IoT Hub reported in August that, in the US, legislation is been proposed that would require IoT devices purchased by the US government to be secure, and that Australia’s IoT industry body, the IoT Alliance Australia (IoTAA) is looking to develop a scheme to indicate that IoT devices meet minimum security levels.
In mid-October Dan Tehan, the Minister Assisting the Prime Minister on Cyber Security, told Fairfax Media that the government was prepared to pass new laws cracking down on vulnerabilities in web-enabled devices if the industry did not come up with a suitable scheme, described as “a ‘cyber kangaroo’ logo giving a tick of approval or a star system similar to the health stars on some packaged food, and energy stars on electrical appliances.”

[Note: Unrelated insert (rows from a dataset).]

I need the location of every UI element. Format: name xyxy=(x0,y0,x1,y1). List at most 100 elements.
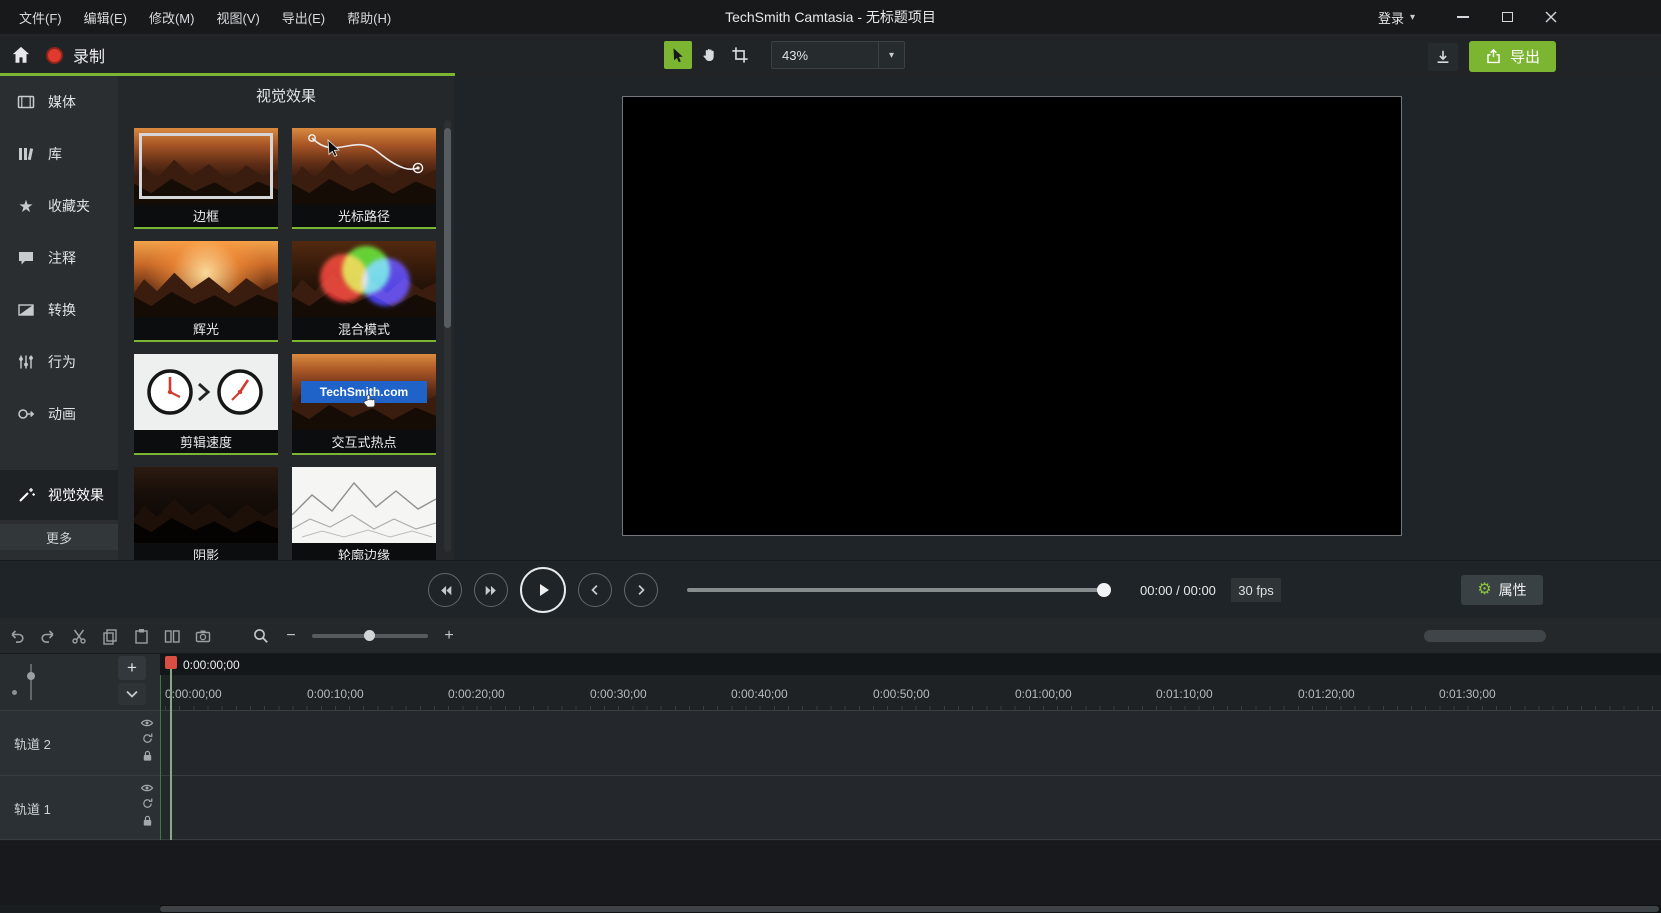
track-lane[interactable] xyxy=(160,711,1661,775)
gear-icon: ⚙ xyxy=(1477,582,1491,598)
prev-frame-button[interactable] xyxy=(428,573,462,607)
timeline-scrollbar[interactable] xyxy=(1424,630,1546,642)
menu-export[interactable]: 导出(E) xyxy=(271,8,336,27)
share-export-icon xyxy=(1485,48,1502,65)
track-lock-icon[interactable] xyxy=(141,814,154,827)
sidebar-item-animations[interactable]: 动画 xyxy=(0,388,118,440)
panel-scrollbar-thumb[interactable] xyxy=(444,128,451,328)
sidebar-item-media[interactable]: 媒体 xyxy=(0,76,118,128)
track-loop-icon[interactable] xyxy=(141,797,154,810)
effect-tile-shadow[interactable]: 阴影 xyxy=(134,467,278,560)
effect-tile-blend-mode[interactable]: 混合模式 xyxy=(292,241,436,342)
sidebar-item-visual-effects[interactable]: 视觉效果 xyxy=(0,470,118,520)
camera-icon xyxy=(194,627,212,645)
sidebar-item-transitions[interactable]: 转换 xyxy=(0,284,118,336)
sign-in-button[interactable]: 登录 ▾ xyxy=(1378,8,1415,27)
menu-help[interactable]: 帮助(H) xyxy=(336,8,402,27)
playhead[interactable] xyxy=(165,656,177,840)
step-back-button[interactable] xyxy=(578,573,612,607)
close-button[interactable] xyxy=(1529,0,1573,34)
copy-button[interactable] xyxy=(101,627,119,645)
zoom-in-button[interactable]: + xyxy=(442,627,456,645)
seek-slider[interactable] xyxy=(687,588,1110,592)
behaviors-icon xyxy=(15,352,37,372)
effect-tile-interactive-hotspot[interactable]: TechSmith.com 交互式热点 xyxy=(292,354,436,455)
timeline-zoom-button[interactable] xyxy=(252,627,270,645)
timebar-strip[interactable]: 0:00:00;00 xyxy=(160,654,1661,675)
scissors-icon xyxy=(70,627,88,645)
preview-canvas[interactable] xyxy=(622,96,1402,536)
split-button[interactable] xyxy=(163,627,181,645)
zoom-out-button[interactable]: − xyxy=(284,627,298,645)
sidebar-item-behaviors[interactable]: 行为 xyxy=(0,336,118,388)
cut-button[interactable] xyxy=(70,627,88,645)
home-button[interactable] xyxy=(10,44,32,66)
timeline-zoom-slider[interactable] xyxy=(312,634,428,638)
track-loop-icon[interactable] xyxy=(141,732,154,745)
sidebar-label: 库 xyxy=(48,144,62,164)
menu-edit[interactable]: 编辑(E) xyxy=(73,8,138,27)
seek-slider-thumb[interactable] xyxy=(1097,583,1111,597)
crop-icon xyxy=(731,46,749,64)
effect-label: 轮廓边缘 xyxy=(292,543,436,560)
track-header[interactable]: 轨道 1 xyxy=(0,776,160,839)
zoom-level-dropdown[interactable]: 43% ▾ xyxy=(771,41,905,69)
timeline-header-corner: + xyxy=(0,654,160,710)
playback-bar: 00:00 / 00:00 30 fps ⚙ 属性 xyxy=(0,560,1661,618)
track-lane[interactable] xyxy=(160,776,1661,839)
menu-file[interactable]: 文件(F) xyxy=(8,8,73,27)
record-label: 录制 xyxy=(73,43,105,67)
sidebar-item-library[interactable]: 库 xyxy=(0,128,118,180)
effect-tile-clip-speed[interactable]: 剪辑速度 xyxy=(134,354,278,455)
paste-button[interactable] xyxy=(132,627,150,645)
track-header[interactable]: 轨道 2 xyxy=(0,711,160,775)
effect-tile-border[interactable]: 边框 xyxy=(134,128,278,229)
timeline-h-scrollbar-thumb[interactable] xyxy=(160,906,1659,912)
timeline-origin-line xyxy=(160,675,161,840)
sidebar-label: 行为 xyxy=(48,352,76,372)
menu-items: 文件(F) 编辑(E) 修改(M) 视图(V) 导出(E) 帮助(H) xyxy=(8,0,402,34)
timeline-collapse-button[interactable] xyxy=(118,683,146,705)
effect-label: 交互式热点 xyxy=(292,430,436,453)
sidebar-label: 注释 xyxy=(48,248,76,268)
maximize-button[interactable] xyxy=(1485,0,1529,34)
download-button[interactable] xyxy=(1428,43,1458,71)
effect-tile-outline-edges[interactable]: 轮廓边缘 xyxy=(292,467,436,560)
properties-button[interactable]: ⚙ 属性 xyxy=(1461,575,1543,605)
export-button[interactable]: 导出 xyxy=(1469,41,1556,72)
track-visibility-eye-icon[interactable] xyxy=(140,718,154,728)
next-frame-button[interactable] xyxy=(474,573,508,607)
play-button[interactable] xyxy=(520,567,566,613)
playhead-handle[interactable] xyxy=(165,656,177,669)
ruler-tick: 0:00:20;00 xyxy=(448,687,505,701)
effect-tile-glow[interactable]: 辉光 xyxy=(134,241,278,342)
timeline-zoom-thumb[interactable] xyxy=(364,630,375,641)
minimize-button[interactable] xyxy=(1441,0,1485,34)
playhead-line xyxy=(170,669,172,840)
menu-modify[interactable]: 修改(M) xyxy=(138,8,206,27)
add-track-button[interactable]: + xyxy=(118,656,146,680)
track-height-slider[interactable] xyxy=(24,660,38,704)
panel-scrollbar[interactable] xyxy=(444,120,451,552)
track-rows: 轨道 2 轨道 1 xyxy=(0,710,1661,840)
menu-view[interactable]: 视图(V) xyxy=(205,8,270,27)
select-tool-button[interactable] xyxy=(664,41,692,69)
sidebar-more-button[interactable]: 更多 xyxy=(0,524,118,550)
timeline: 0:00:00;00 + 0:00:00;00 0:00:10;00 0:00:… xyxy=(0,654,1661,913)
panel-title: 视觉效果 xyxy=(118,85,454,106)
effect-thumbnail xyxy=(292,241,436,317)
effect-tile-cursor-path[interactable]: 光标路径 xyxy=(292,128,436,229)
undo-button[interactable] xyxy=(8,627,26,645)
record-button[interactable]: 录制 xyxy=(46,43,105,67)
track-visibility-eye-icon[interactable] xyxy=(140,783,154,793)
step-forward-button[interactable] xyxy=(624,573,658,607)
sidebar-item-annotations[interactable]: 注释 xyxy=(0,232,118,284)
screenshot-button[interactable] xyxy=(194,627,212,645)
crop-tool-button[interactable] xyxy=(726,41,754,69)
sidebar-item-favorites[interactable]: ★ 收藏夹 xyxy=(0,180,118,232)
pan-tool-button[interactable] xyxy=(695,41,723,69)
track-lock-icon[interactable] xyxy=(141,749,154,762)
timeline-ruler[interactable]: 0:00:00;00 0:00:10;00 0:00:20;00 0:00:30… xyxy=(160,675,1661,710)
timeline-h-scrollbar[interactable] xyxy=(160,905,1661,913)
redo-button[interactable] xyxy=(39,627,57,645)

Also an IoT working group comprising Commonwealth officials, the Australian National University’s National Security College Amazon, Google and Microsoft has been working on the introduction of an IoT voluntary minimum standards and consumer rating system.
Commenting on these initiatives on the Lexology web site, Maddocks lawyer Rafael Perez said that until any such voluntary or mandatory regime was put in place there were a number of steps organisations should take:
- If your organisation supplies services through IoT devices, what steps have you put in place to ensure your customers, or members of the public, are sufficiently protected?
- If your organisation supplies IoT devices, are those devices suitably secure? Are you placing your users, and yourself, at legal risk?
- If your organisation is supplied services through IoT devices, or has IoT devices on its business premises, has a proper security and privacy risk assessment been conducted? What contractual rights do you have recourse to prevent, or mitigate loss from, a data breach?